Prime Minister Suga Yoshihide and Minister of Finance (and Deputy Prime Minister) Aso Taro distanced themselves from Mori’s 2021 offensive remark, though both are known to share his attachment to the pre-war emperor-centred polity. They refrained from calling for his dismissal and focused on the possible impact of Mori’s words on the “national interest” (kokueki) rather than on its inherent sexism.

They thus seemed unaware that the problem of Mori’s statement was not damaging to the national interest but a breach of a fundamental principle of modern democracy, offending at once the Olympic Charter that defined the Olympic movement as transcending national interest but also the Constitution of Japan (Article 14), the Universal Declaration of Human Rights (Preamble), and the Convention on the Elimination of All Forms of Discrimination against Women (1981).

The “uprising” by furious women was probably decisive in forcing Mori’s resignation. The Games plan attributed a key role to an army of 80,000 volunteers, including many talented bi-lingual or tri-lingual women. Japan’s institutional sexism is a harsh reality, with the country ranking No. 123 of 153 countries on the World Economic Forum’s 2020 “Gender Gap” table. Women, and men, resigned in the hundreds, a phenomenon that was only arrested by his resignation.

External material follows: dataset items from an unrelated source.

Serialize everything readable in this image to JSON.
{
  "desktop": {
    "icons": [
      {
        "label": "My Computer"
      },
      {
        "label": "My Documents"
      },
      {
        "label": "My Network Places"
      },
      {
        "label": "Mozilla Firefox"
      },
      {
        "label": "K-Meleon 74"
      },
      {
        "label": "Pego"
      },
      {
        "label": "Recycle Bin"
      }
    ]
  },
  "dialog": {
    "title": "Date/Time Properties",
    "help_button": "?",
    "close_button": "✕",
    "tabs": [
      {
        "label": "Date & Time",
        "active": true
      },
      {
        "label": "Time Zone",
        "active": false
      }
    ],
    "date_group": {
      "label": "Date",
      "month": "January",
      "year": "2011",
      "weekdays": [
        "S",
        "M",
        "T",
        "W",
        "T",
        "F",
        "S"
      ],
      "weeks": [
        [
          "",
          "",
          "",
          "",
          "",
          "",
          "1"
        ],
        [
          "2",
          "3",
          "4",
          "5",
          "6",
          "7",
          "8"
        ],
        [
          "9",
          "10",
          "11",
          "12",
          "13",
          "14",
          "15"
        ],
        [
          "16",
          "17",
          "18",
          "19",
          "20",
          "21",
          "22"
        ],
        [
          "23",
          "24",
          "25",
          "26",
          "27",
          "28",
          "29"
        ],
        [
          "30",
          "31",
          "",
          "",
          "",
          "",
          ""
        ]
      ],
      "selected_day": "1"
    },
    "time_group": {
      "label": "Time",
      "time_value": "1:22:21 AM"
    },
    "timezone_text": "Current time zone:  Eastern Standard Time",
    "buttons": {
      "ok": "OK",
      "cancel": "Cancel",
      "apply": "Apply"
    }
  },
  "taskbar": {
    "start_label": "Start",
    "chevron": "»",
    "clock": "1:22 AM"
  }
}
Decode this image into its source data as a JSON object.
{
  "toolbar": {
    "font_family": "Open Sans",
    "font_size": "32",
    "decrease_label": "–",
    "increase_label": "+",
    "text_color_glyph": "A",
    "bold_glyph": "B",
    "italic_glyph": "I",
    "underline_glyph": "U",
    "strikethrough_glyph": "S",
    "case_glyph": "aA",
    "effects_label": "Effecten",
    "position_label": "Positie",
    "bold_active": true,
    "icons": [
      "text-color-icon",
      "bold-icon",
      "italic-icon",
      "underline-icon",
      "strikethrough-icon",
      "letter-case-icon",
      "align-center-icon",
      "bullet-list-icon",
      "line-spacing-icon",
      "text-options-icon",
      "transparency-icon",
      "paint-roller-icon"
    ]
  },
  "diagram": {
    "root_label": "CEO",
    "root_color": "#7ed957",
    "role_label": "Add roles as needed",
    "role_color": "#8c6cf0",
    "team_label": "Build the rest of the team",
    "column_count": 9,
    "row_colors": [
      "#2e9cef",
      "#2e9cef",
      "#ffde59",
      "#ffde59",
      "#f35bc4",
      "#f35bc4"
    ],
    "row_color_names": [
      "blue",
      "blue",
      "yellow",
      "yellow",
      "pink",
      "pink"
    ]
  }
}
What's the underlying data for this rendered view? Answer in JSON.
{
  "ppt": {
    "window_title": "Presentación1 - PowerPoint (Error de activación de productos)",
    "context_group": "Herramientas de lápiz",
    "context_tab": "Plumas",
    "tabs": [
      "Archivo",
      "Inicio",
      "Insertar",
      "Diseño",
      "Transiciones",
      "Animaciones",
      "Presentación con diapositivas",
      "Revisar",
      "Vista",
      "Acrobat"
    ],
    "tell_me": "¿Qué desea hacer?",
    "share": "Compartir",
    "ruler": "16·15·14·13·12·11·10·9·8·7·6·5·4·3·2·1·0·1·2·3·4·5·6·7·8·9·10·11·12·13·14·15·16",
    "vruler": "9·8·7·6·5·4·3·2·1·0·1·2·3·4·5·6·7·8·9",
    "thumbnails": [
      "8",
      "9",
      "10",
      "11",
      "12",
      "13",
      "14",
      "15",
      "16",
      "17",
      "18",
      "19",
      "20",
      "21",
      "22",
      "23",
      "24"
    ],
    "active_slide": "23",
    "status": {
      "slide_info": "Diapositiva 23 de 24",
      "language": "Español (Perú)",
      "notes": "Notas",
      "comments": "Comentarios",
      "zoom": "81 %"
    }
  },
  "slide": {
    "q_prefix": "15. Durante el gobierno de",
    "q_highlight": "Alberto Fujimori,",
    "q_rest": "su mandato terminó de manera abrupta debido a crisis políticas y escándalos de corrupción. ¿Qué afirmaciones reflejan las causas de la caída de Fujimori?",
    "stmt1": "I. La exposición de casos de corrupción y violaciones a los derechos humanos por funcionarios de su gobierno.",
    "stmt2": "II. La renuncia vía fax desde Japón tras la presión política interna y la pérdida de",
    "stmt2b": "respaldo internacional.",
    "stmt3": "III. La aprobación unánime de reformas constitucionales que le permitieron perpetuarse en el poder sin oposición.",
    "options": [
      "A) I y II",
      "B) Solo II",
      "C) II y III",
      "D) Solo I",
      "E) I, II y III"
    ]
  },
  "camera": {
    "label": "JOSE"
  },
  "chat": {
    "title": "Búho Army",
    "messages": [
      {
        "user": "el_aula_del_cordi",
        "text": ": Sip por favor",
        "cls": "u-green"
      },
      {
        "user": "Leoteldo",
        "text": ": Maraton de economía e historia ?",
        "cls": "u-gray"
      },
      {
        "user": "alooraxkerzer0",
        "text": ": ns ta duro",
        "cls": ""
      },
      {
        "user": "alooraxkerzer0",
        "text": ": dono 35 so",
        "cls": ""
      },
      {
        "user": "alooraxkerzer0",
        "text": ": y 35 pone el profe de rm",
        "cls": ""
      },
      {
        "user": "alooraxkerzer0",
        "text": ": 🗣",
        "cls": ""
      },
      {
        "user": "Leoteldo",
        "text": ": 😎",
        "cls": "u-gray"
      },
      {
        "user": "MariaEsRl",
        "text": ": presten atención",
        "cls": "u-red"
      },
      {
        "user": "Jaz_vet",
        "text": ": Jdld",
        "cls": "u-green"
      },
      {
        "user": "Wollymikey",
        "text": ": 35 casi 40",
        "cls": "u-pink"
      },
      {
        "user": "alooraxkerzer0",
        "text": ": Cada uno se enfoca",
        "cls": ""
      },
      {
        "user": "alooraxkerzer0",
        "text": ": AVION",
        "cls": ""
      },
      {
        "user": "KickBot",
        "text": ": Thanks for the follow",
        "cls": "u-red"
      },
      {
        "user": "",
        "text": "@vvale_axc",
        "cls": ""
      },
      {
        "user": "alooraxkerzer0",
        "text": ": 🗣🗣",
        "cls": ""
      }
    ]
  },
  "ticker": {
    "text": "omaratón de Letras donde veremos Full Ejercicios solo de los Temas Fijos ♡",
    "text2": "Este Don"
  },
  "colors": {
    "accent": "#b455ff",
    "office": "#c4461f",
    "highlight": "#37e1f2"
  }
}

And now the government, in consultation with the International Olympic Committee, must decide whether or not to proceed with the Games. Surveys consistently report public opposition in the 80 per cent range. In the corporate sector, an early February survey found a mere 7.7 per cent of firms in support, with 56 per cent favouring further postponement or cancellation. Even athletes are reportedly concerned over the potential risk or participating.

Yet the government seems determined that the Games will go ahead at any cost, reportedly contemplating events held in empty stadiums, only athletes being admitted, and the torch being escorted through empty streets.

It seems the Japanese people and the business sector don’t see the XXXll Olympiad as symbolizing recovery from nuclear disaster and a pandemic. With the Torch being readied to set off on its grand national tour in a matter of weeks, how will the Japanese Olympic organization and government reconcile their need for public attention, grand spectacle and multiple “celebrations” with the pandemic principle of social distancing and three “avoidances?”